Hace 121 años nació la precursora de lo que hoy en día se considera el libro electrónico: Ángela Ruiz Robles. Se trata de una mujer que escribió 16 libros y que dedicó su vida a las innovaciones pedagógicas con la finalidad de hacer de la educación un proceso no sólo mucho más atractivo sino hacer de la enseñanza un método interactivo y estimulante.

Doña Angelita, como fue conocida, nació en Villamanín (León, 1895) donde cursó sus estudios superiores en la Escuela de  Magisterio para posteriormente mudarse al municipio español situado al norte de la provincia de La Coruña llamado Ferrol. Movida por su creatividad, el hecho de ser mujer, viuda, madre y trabajadora no fue limitante para convertirse en la autora de varias publicaciones didácticas e inventos tecnológicos destinados a mejorar el aprendizaje de sus alumnos.
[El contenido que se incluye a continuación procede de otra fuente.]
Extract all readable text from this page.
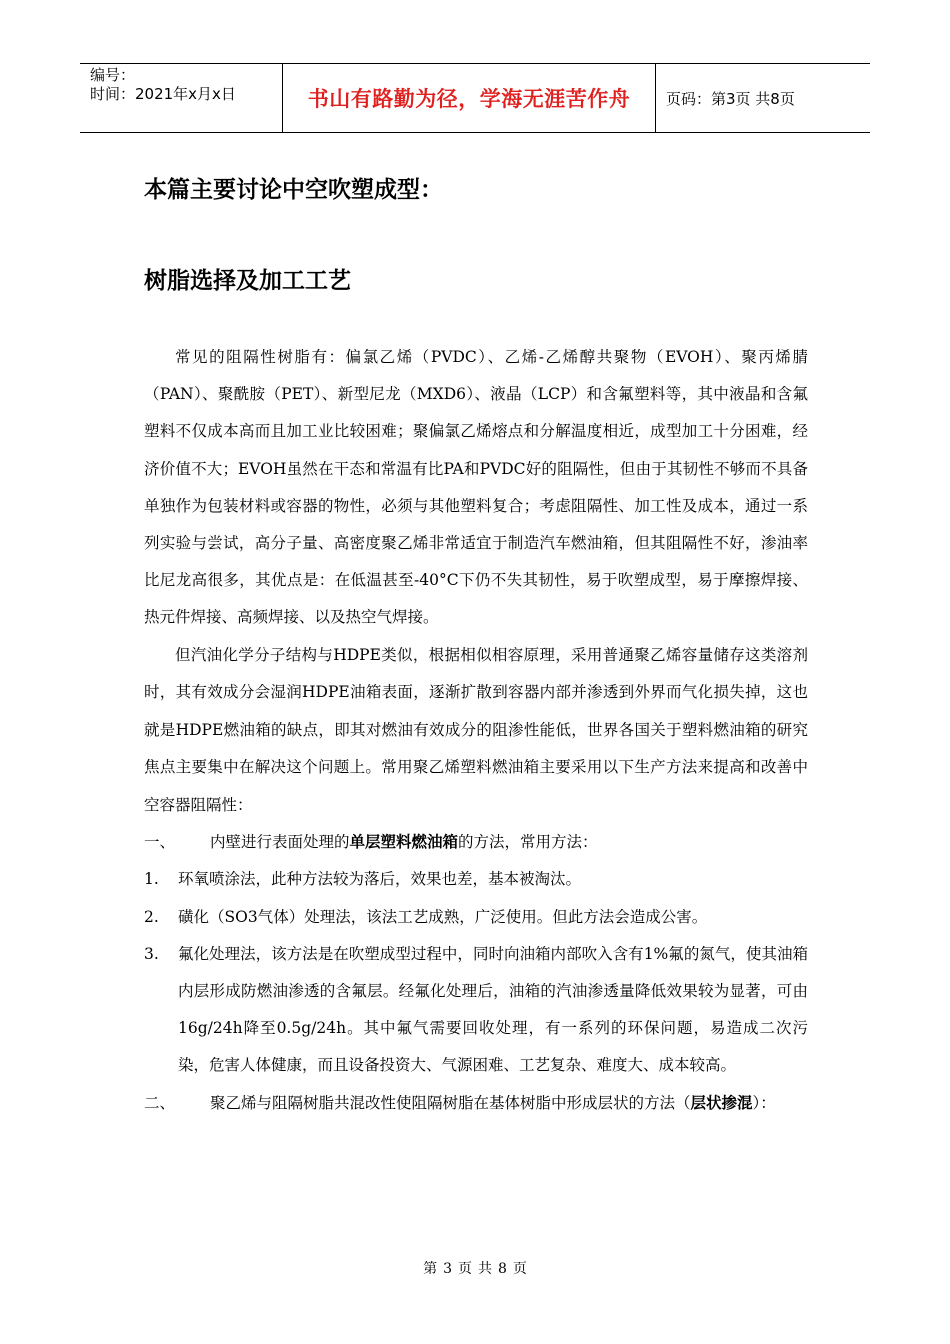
编号：
时间：2021年x月x日	书山有路勤为径，学海无涯苦作舟 页码：第3页 共8页
本篇主要讨论中空吹塑成型：
树脂选择及加工工艺

常见的阻隔性树脂有：偏氯乙烯（PVDC）、乙烯-乙烯醇共聚物（EVOH）、聚丙烯腈（PAN）、聚酰胺（PET）、新型尼龙（MXD6）、液晶（LCP）和含氟塑料等，其中液晶和含氟塑料不仅成本高而且加工业比较困难；聚偏氯乙烯熔点和分解温度相近，成型加工十分困难，经济价值不大；EVOH虽然在干态和常温有比PA和PVDC好的阻隔性，但由于其韧性不够而不具备单独作为包装材料或容器的物性，必须与其他塑料复合；考虑阻隔性、加工性及成本，通过一系列实验与尝试，高分子量、高密度聚乙烯非常适宜于制造汽车燃油箱，但其阻隔性不好，渗油率比尼龙高很多，其优点是：在低温甚至-40°C下仍不失其韧性，易于吹塑成型，易于摩擦焊接、热元件焊接、高频焊接、以及热空气焊接。

但汽油化学分子结构与HDPE类似，根据相似相容原理，采用普通聚乙烯容量储存这类溶剂时，其有效成分会湿润HDPE油箱表面，逐渐扩散到容器内部并渗透到外界而气化损失掉，这也就是HDPE燃油箱的缺点，即其对燃油有效成分的阻渗性能低，世界各国关于塑料燃油箱的研究焦点主要集中在解决这个问题上。常用聚乙烯塑料燃油箱主要采用以下生产方法来提高和改善中空容器阻隔性：

一、	内壁进行表面处理的单层塑料燃油箱的方法，常用方法：
1.	环氧喷涂法，此种方法较为落后，效果也差，基本被淘汰。
2.	磺化（SO3气体）处理法，该法工艺成熟，广泛使用。但此方法会造成公害。
3.	氟化处理法，该方法是在吹塑成型过程中，同时向油箱内部吹入含有1%氟的氮气，使其油箱内层形成防燃油渗透的含氟层。经氟化处理后，油箱的汽油渗透量降低效果较为显著，可由16g/24h降至0.5g/24h。其中氟气需要回收处理，有一系列的环保问题，易造成二次污染，危害人体健康，而且设备投资大、气源困难、工艺复杂、难度大、成本较高。
二、	聚乙烯与阻隔树脂共混改性使阻隔树脂在基体树脂中形成层状的方法（层状掺混）：
第 3 页 共 8 页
Entre las aportaciones más importantes está la Enciclopedia Mecánica que se trata de "un procedimiento mecánico, eléctrico y a presión de aire para la lectura de libros”. Este dispositivo tenía la cualidad de incluir todas las asignaturas al abrirse como un libro tradicional pero en la “parte derecha se colocaban en bobinas unos carretes intercambiables, correspondientes a cada asignatura, con pulsadores para ir pasando el texto y a la izquierda se podrían poner abecedarios para crear palabras o frases”.

Pequeño y ligero, se incluía en un maletín que permitía al alumno transportarlo a la escuela con los carretes de las materias del día. Doña Angelita mantuvo rigurosamente el pago de la patente hasta 1961 cuando, incansable en su empeño innovador, solicitaba una nueva patente de un modelo más simplificado, esta vez para un "aparato para lecturas y ejercicios diversos". En esta ocasión se eliminaban los pulsadores y todos los elementos móviles para crear un sistema lo más sencillo posible.

A pesar de las distinciones y diplomas, Ángela Ruiz Robles no logró lo más importante que era el apoyo de alguna empresa para la fabricación de su enciclopedia. “Lo exhibió por las ferias de toda España, repitiendo sus bondades aquí y allá. Incluso convenció al Ministerio de Educación de que le diese su aprobación para el uso eventual en las aulas. Pero nunca consiguió financiación. 100.000 pesetas de la época fueron la barrera que impidió su fabricación”.